L’ordinanza della Regione consente di sistemare sdraio e sedie solo dal 1° giugno Protestano gli operatori. Padovano: «Norma complicata e confusa, va cambiata»
PESCARA. Prima domenica con temperature quasi estive e con le spiagge prese d’assalto dai pescaresi che ieri hanno deciso di lasciarsi baciare dal sole caldo di inizio aprile. Il termometro ieri a ora di pranzo ha toccato persino i 25 gradi e sono in tanti che hanno popolato il bagnasciuga per godersi la tintarella e, per i più coraggiosi, anche per riassaporare l’acqua del mare. Ma il paradosso è che, in base all’ordinanza regionale che disciplina la stagione balneare 2024 e l’esercizio delle attività sulle spiagge del litorale abruzzese, lettini e sdraio potrebbero essere sistemati soltanto nel periodo che va dal 1° giugno al 15 settembre.
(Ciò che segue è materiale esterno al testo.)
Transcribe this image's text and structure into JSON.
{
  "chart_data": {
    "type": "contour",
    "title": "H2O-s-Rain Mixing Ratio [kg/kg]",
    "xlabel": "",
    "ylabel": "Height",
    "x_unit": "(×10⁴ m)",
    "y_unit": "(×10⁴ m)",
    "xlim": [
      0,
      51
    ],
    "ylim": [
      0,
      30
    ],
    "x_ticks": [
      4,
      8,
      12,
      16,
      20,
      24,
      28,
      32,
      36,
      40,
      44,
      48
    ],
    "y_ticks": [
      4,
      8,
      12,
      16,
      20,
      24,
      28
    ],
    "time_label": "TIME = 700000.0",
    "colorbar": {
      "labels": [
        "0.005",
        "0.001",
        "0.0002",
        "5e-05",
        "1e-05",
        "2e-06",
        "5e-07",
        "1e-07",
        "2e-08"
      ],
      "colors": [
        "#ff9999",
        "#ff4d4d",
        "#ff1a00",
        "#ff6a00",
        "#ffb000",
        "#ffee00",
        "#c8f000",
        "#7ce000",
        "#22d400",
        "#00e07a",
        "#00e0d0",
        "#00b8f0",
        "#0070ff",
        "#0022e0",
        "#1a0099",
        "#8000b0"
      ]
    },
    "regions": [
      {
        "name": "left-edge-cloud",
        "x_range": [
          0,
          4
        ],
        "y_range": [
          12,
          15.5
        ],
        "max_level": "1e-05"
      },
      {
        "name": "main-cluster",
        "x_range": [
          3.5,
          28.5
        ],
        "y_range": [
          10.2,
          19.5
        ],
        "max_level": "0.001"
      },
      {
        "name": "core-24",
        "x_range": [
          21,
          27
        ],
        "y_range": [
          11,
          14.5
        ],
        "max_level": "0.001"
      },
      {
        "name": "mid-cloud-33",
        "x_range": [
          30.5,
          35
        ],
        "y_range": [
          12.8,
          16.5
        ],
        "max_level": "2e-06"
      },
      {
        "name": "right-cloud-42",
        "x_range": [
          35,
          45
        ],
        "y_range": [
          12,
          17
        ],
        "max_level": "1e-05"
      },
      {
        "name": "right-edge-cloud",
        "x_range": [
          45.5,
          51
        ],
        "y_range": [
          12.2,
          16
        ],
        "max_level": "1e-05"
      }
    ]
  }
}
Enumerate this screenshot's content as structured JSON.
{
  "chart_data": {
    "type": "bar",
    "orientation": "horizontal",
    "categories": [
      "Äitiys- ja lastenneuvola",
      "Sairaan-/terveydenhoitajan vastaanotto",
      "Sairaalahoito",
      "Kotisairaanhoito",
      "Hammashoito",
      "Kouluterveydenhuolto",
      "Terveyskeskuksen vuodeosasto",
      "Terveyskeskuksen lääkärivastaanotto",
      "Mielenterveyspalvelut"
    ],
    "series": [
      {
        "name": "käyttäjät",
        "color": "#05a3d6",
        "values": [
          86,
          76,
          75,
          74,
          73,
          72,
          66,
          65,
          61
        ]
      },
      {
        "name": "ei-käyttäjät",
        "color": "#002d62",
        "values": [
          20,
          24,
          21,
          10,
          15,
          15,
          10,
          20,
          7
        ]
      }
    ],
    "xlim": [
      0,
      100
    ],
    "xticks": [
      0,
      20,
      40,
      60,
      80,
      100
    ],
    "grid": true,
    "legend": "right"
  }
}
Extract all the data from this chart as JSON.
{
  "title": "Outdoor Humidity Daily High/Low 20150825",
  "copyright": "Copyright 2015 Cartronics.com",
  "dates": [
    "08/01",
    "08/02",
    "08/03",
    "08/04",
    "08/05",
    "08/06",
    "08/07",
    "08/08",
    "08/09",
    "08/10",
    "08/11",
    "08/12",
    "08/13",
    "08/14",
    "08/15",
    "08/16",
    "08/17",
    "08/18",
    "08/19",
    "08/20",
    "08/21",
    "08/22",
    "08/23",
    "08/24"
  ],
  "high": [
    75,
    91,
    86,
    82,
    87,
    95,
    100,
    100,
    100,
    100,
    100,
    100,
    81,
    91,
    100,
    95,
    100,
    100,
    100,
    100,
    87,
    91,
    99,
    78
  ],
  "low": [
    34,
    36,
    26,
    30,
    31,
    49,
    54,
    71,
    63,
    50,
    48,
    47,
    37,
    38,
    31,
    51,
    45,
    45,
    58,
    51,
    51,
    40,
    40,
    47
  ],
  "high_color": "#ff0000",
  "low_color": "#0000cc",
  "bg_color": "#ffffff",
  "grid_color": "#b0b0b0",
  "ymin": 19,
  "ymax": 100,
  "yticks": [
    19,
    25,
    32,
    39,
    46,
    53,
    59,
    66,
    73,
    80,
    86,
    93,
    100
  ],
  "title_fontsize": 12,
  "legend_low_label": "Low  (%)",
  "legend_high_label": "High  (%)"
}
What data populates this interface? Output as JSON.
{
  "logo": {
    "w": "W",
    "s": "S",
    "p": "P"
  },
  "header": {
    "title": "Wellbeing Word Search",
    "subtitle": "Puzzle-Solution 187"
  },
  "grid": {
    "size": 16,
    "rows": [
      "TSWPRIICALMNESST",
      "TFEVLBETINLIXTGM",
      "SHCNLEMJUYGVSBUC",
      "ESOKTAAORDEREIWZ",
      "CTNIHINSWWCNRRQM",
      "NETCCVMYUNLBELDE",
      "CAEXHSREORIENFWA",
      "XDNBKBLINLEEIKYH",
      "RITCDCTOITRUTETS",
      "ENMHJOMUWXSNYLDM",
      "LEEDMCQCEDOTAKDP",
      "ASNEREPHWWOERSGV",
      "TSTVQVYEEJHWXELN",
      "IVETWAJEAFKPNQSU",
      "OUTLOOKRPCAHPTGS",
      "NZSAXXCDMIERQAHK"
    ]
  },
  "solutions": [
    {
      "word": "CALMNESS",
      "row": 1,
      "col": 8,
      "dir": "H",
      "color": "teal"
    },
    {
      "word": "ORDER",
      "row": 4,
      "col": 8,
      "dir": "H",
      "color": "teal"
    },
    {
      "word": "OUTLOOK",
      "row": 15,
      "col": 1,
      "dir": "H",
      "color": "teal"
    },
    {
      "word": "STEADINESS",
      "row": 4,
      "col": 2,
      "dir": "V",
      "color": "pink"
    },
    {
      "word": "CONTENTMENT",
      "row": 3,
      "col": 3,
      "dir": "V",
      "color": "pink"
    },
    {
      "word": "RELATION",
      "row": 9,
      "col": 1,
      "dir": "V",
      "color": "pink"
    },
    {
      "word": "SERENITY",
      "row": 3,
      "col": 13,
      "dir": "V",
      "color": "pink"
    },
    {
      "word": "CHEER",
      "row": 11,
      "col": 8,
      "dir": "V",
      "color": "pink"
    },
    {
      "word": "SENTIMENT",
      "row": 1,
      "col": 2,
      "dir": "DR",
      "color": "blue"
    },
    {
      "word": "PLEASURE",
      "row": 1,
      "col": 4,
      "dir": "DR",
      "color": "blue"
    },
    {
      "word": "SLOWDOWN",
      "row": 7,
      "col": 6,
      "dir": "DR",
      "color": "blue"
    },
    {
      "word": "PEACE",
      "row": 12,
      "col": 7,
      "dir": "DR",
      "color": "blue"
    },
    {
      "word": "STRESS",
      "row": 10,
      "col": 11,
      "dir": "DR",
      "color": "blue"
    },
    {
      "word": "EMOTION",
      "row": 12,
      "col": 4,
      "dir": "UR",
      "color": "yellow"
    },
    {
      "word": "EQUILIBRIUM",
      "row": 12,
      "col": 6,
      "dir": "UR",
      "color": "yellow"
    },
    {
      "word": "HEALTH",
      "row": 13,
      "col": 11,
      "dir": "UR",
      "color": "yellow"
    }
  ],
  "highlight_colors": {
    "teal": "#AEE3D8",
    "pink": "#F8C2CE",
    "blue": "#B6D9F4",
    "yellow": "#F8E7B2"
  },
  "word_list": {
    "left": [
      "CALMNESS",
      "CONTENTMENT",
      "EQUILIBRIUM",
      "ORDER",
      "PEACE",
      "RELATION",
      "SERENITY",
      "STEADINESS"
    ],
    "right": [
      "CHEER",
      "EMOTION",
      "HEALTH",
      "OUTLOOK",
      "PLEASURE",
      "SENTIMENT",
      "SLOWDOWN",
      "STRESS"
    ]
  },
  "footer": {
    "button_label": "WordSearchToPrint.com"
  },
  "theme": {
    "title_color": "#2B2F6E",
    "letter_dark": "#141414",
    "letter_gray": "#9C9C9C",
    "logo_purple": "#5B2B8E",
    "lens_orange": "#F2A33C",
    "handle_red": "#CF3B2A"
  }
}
Nel provvedimento firmato dalla responsabile dell’ufficio regionale Demanio marittimo, Laura Antosa, e dal dirigente del servizio Pianificazione territoriale e Paesaggio, Dario Ciamponi, manca la clausola che consente agli stabilimenti di riaprire al pubblico per consentire l’elioterapia, la cosiddetta “cura del sole” che fino allo scorso anno ha permesso agli operatori del settore di riaprire i lidi prima dell’avvio della stagione balneare per consentire ai clienti di fruire del mare. Quest’anno l’elioterapia è consentita soltanto in inverno, dal 25 novembre 2024 al 5 marzo 2025, con la prescrizione dell’uso di una superficie massima di 1.000 metri quadrati dell’area in concessione. «Si è creata una grande confusione», sottolinea il presidente di Sib Confcommercio Riccardo Padovano, «molti titolari delle concessioni stamattina (ieri per chi legge n.d.r.) hanno telefonato allarmati per chiedermi se potevano aprire gli stabilimenti e mettere lettini e sedie sulla spiaggia a disposizione degli utenti come fanno da trent’anni. Ma la risposta è no: in base alla norma complicata e confusa emanata dalla Regione, non lo possono fare perché l’elioterapia non è consentita in questo periodo. Noi avevamo fatto presente questo problema prima di Pasqua, subito dopo l’emanazione dell’ordinanza, e abbiamo presentato delle osservazioni, ma al momento non abbiamo ricevuto alcuna risposta».
In base a quanto scritto nel provvedimento, nell’arco di tempo dal 6 marzo al 31 maggio, quindi prima dell’inizio ufficiale della stagione balneare fissato il 1° giugno, non è consentito posizionare le attrezzature sulla spiaggia per godere dei benefici del sole. E, anzi, chi lo ha fatto ieri (in tanti a giudicare dalle immagini) ha rischiato sanzioni pesantissime. Per questa ragione i rappresentanti delle quattro associazioni di categoria Assobalneari Confindustria, Cna balneatori, Fiba Confesercenti e Sib Confcommercio hanno inviato le loro osservazioni alla Regione e attendono una risposta ufficiale. «Chiediamo almeno di tornare al provvedimento dello scorso anno», evidenzia Giuseppe Susi, presidente regionale dei balneari di Fiba-Confesercenti, «non è possibile che si cambi sempre la legge e si crei ogni volta confusione perché le regole da seguire non sono chiare. Noi non vogliamo violare le norme, ma non è possibile che l’ordinanza sia soggetta a interpretazioni. Siamo ad aprile, un periodo in cui dovrebbe essere tutto pronto e le regole da seguire dovrebbero essere definite».